This is my first blog for SQL server geeks and here I am starting with a series of wait types.
In this series we will unfold different wait types, their meaning and what could be the root cause and possible solutions for it
So before starting let me give this forward /note/ warning 🙂
Methodologies discussed in my blogs are pertained to my environment and this can’t hold true for all the people out there, so please don’t conclude your problem with the following
Having done with formalities, let dive in to the real content
So what is wait type and why I need to care about it
Wait types are different types on which SQL Server waits before completing the execution of process.
We need to care about wait types because they are the main tools for troubleshooting. Frankly speaking these are the starting point at which we need to troubleshoot any performance problem. A fair idea on different wait types help a developer/dba to isolate the problem quickly.
With this blog we will help you get this knowledge.
Today we will discuss about the most common wait type we see in SQL Server i.e., SOS_SCHEDULER_YIELD.

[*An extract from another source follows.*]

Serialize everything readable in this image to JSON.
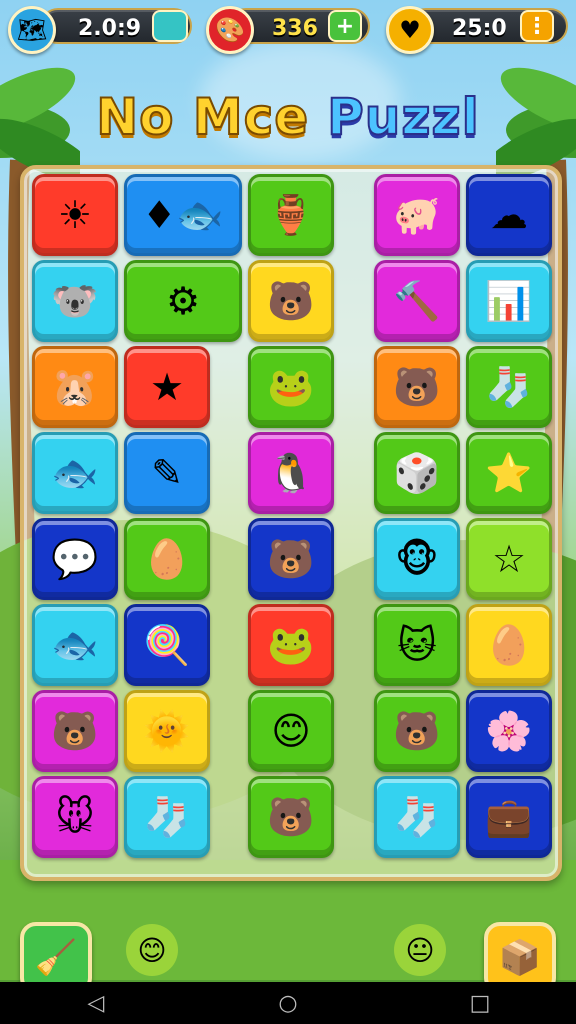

If you are working on SQL Server for some time I bet you would have observed this word quite many number of times , so why this is common in all environments?
To understand this, we actually need to understand the life cycle of a process
Different states of process
Select status from sys.sysprocesses where spid=53-- Any spid Number
If you execute above query continuously you would see following states of the process
There are others to such as dormant, back ground but we will limit to most prevalent ones.
A process will be in running state, if the spid is actually running at CPU or in other words when the process consumes cpu cycles. During this state obviously process will not wait for anything as it is currently executing
If the process has acquired all required resources but waiting for signal ( waiting for its turn to get to CPU) then the process would be in runnable state. Ideally if all my processes has adequate resources and I have only one processor all the processes would be in runnable state waiting for their turn to get to cpu. SQL OS follows a queue data structure to get this done (FIFO)
If the process is lagging any of the resources like PAGE, LOCK, LATCH etc.. Then processor sets the appropriate wait type and keeps it in suspended state and once it acquires its resource it joins the queue and will wait for the signal.
When the process completes its execution, it will be in sleeping state. No wait type will be associated at this state too.
If you observe above points we haven’t discussed about wait type nature of a process during runnable state and the reason is the wait type for a process which is in runnable is SOS_SCHEDULER_YIELD
Why this wait type during that state?
The limit for any process to be in running state is 4 MS (approximately) and after that process will yield itself and will give chance to another process to be in running state. After 4 ms if the process has any deficit of resources it goes to suspended state but otherwise it goes back to runnable queue waiting for signal.
So, SOS_SCHEDULER_YIELD is common to be there in every system as this is not a problem but behavior of SQL Server.
So, when should I bother with this wait type?
You should bother about this wait type during following two situations
- If you have so many processes with this wait type and wait times are low then that situation usually mean there are many CPU bound queries.
- If you have few processes with these wait types but having high wait times then that could be non-yielding problem.